- Hannan Hussain
Prospects of US-China convergence in key conflict hotspots are bleak; after all, Blinken has used his high-level visit to tout debunked conspiracies.
However, America appears far from serious in relinquishing its blatant interference in China’s national affairs. Blinken has made it clear that “key issues” remain unresolved with China, revealing contradictions in Washington’s support for high-level communication channels.
Consider China’s crucial call for the United States to respect its legitimate rights and interests at all costs. Xi’s viewpoints on key red lines and interests such as the ironclad Taiwan question. A hawkish Biden administration continues to prioritize unwarranted arms sales and unofficial contacts vis-à-vis the Chinese province, confining Blinken’s trust-building in Beijing to mere optics. With that backdrop in mind, the fact that both sides were at least able to get to the negotiating table signals a dire need to manage expectations.
It is too early to read the exchange as a measure of guaranteed progress. Present irritants include marked upticks in unauthorized US links with the Chinese province, minimum US appetite to dial-down tensions in the delicate South China Sea, and Biden’s open provocations by calling China’s top leader a “dictator.”

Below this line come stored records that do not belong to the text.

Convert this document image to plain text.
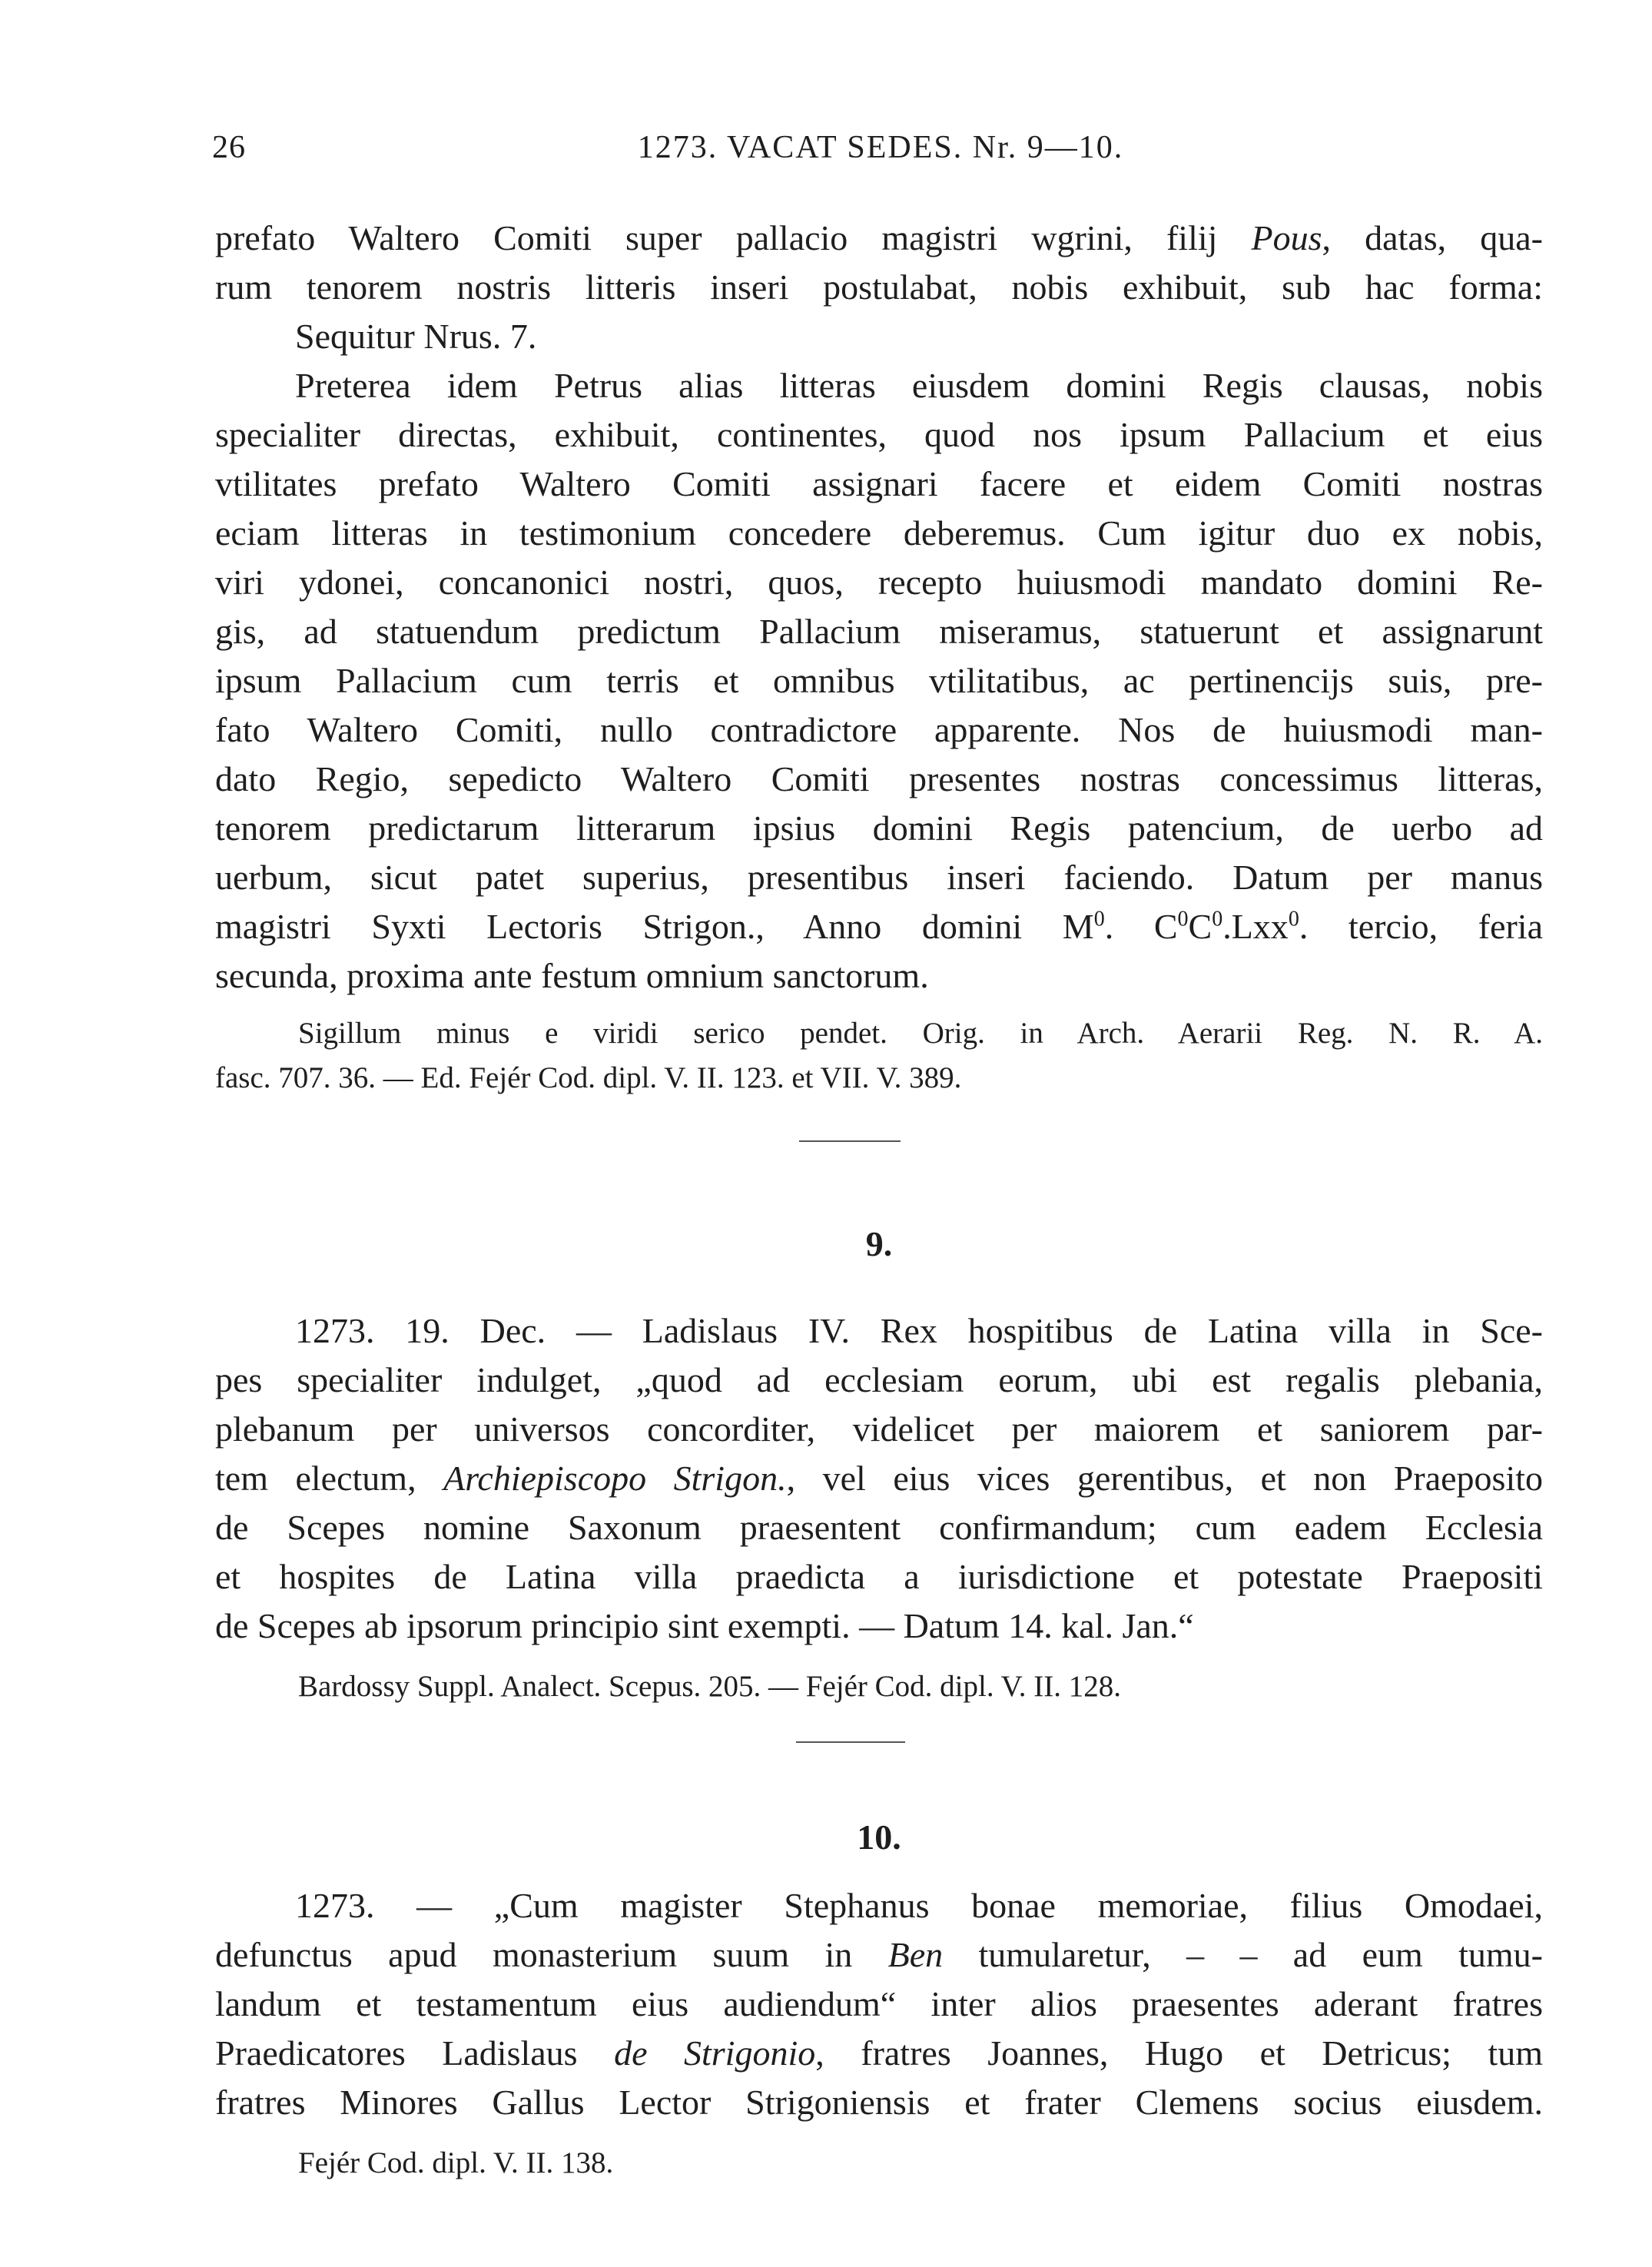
26	1273. VACAT SEDES. Nr. 9—10.
prefato Waltero Comiti super pallacio magistri wgrini, filij Pous, datas, qua-
rum tenorem nostris litteris inseri postulabat, nobis exhibuit, sub hac forma:
Sequitur Nrus. 7.
Preterea idem Petrus alias litteras eiusdem domini Regis clausas, nobis
specialiter directas, exhibuit, continentes, quod nos ipsum Pallacium et eius
vtilitates prefato Waltero Comiti assignari facere et eidem Comiti nostras
eciam litteras in testimonium concedere deberemus. Cum igitur duo ex nobis,
viri ydonei, concanonici nostri, quos, recepto huiusmodi mandato domini Re-
gis, ad statuendum predictum Pallacium miseramus, statuerunt et assignarunt
ipsum Pallacium cum terris et omnibus vtilitatibus, ac pertinencijs suis, pre-
fato Waltero Comiti, nullo contradictore apparente. Nos de huiusmodi man-
dato Regio, sepedicto Waltero Comiti presentes nostras concessimus litteras,
tenorem predictarum litterarum ipsius domini Regis patencium, de uerbo ad
uerbum, sicut patet superius, presentibus inseri faciendo. Datum per manus
magistri Syxti Lectoris Strigon., Anno domini $M^0$. $C^0C^0.Lxx^0$. tercio, feria
secunda, proxima ante festum omnium sanctorum.
Sigillum minus e viridi serico pendet. Orig. in Arch. Aerarii Reg. N. R. A.
fasc. 707. 36. — Ed. Fejér Cod. dipl. V. II. 123. et VII. V. 389.
9.
1273. 19. Dec. — Ladislaus IV. Rex hospitibus de Latina villa in Sce-
pes specialiter indulget, „quod ad ecclesiam eorum, ubi est regalis plebania,
plebanum per universos concorditer, videlicet per maiorem et saniorem par-
tem electum, Archiepiscopo Strigon., vel eius vices gerentibus, et non Praeposito
de Scepes nomine Saxonum praesentent confirmandum; cum eadem Ecclesia
et hospites de Latina villa praedicta a iurisdictione et potestate Praepositi
de Scepes ab ipsorum principio sint exempti. — Datum 14. kal. Jan.“
Bardossy Suppl. Analect. Scepus. 205. — Fejér Cod. dipl. V. II. 128.
10.
1273. — „Cum magister Stephanus bonae memoriae, filius Omodaei,
defunctus apud monasterium suum in Ben tumularetur, – – ad eum tumu-
landum et testamentum eius audiendum“ inter alios praesentes aderant fratres
Praedicatores Ladislaus de Strigonio, fratres Joannes, Hugo et Detricus; tum
fratres Minores Gallus Lector Strigoniensis et frater Clemens socius eiusdem.
Fejér Cod. dipl. V. II. 138.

Prospects of US-China convergence in key conflict hotspots are also bleak. After all, Blinken has used his high-level visit to tout debunked conspiracies about so-called Chinese arms supplies to Russia, underlining the domestic political stakes in castigating Beijing upon will. Moreover, unfounded allegations that Chinese companies "may be providing assistance” in the form of lethal weaponry to Russia ignore the central goal of the meeting itself: to guide the US-China relationship towards stable shores and strengthen high-level communication channels.
It is here that the Biden administration has failed to demonstrate sufficient autonomy from China hawks in Capitol Hill when engaging with Beijing. The anti-China lobby’s deep interest in ensuring US-China fissures over the Ukraine war, provoking tensions in the South China Sea, and interfering over Taiwan, is surprisingly consistent with Blinken’s post-meeting rhetoric.
To be clear, substantive economic engagement between US and China will remain a far cry as long as Washington touts allegations of “unfair and nonmarket” Chinese economic practices. Such rhetoric, communicated by Blinken during talks, ignores sweeping US sanctions and export control measures against Chinese tech and business companies. By sidestepping its blatant violations of fair market rules, America insists on holding China to a self-identified standard of market compliance. This unilateralism is characteristic of Western dictates in key international financial institutions and bodies, and is unlikely to get a hard pass from a country that has vowed to protect its business rights.
Blinken has sung praises about record high US-China trade volume and possible macroeconomic stability coordination with China. Delivering on those strong points means reckoning with the pitfalls of Washington’s two-track approach to diplomacy with Beijing. Explicit containment in China’s neighborhood fails to promote aspirations of economic cooperation with a global trade giant. The onus of reciprocity falls squarely on Washington, given its lead role in cultivating strategic distrust in the lead-up to Blinken’s China tour.
"President Xi said state-to-state interactions should always be based on mutual respect and sincerity,” said Chinese Foreign Ministry spokesperson Hua Chunying. “Hope this visit by Secretary Blinken could make positive contributions to stabilizing relations."
On the question of contributing to high-level US-China strategic communication, Beijing is likely to come through for several reasons. First, it has an unwavering national stake in avoiding a ‘head-on collision’ over Taiwan, as communicated by senior Chinese diplomat Wang Yi to Blinken last year. Unlike Washington, China sees two-way dialogue as a way of ensuring that both countries “can find the right way to get along” without compromise on its core national interests.
The latest Xi-Blinken meeting increases the risks for Washington to sidestep a genuinely compliant One-China policy, given that prior refusal played a key role in bringing ties to a new low. Some of America’s staunchest allies in the Asia-Pacific have also grown increasingly wary of antagonizing China to appease the US.
More deeply, nations such as South Korea are keen to protect their industrial and diplomatic links without giving into Washington’s hollowed-out One-China stance entirely. To that end, Washington’s peace-building posture towards China is not entirely built on US goodwill. It is also about factoring regional pressures that the US must ultimately engage with Beijing. "Direct engagement and sustained communication at senior levels is the best way to responsibly manage differences and ensure that competition does not veer into conflict," claimed Blinken after his exchange.
And yet, serious questions still surround America’s ability to walk its talk on compartmentalizing differences with China, before some hope for broad-based economic cooperation is evident to all.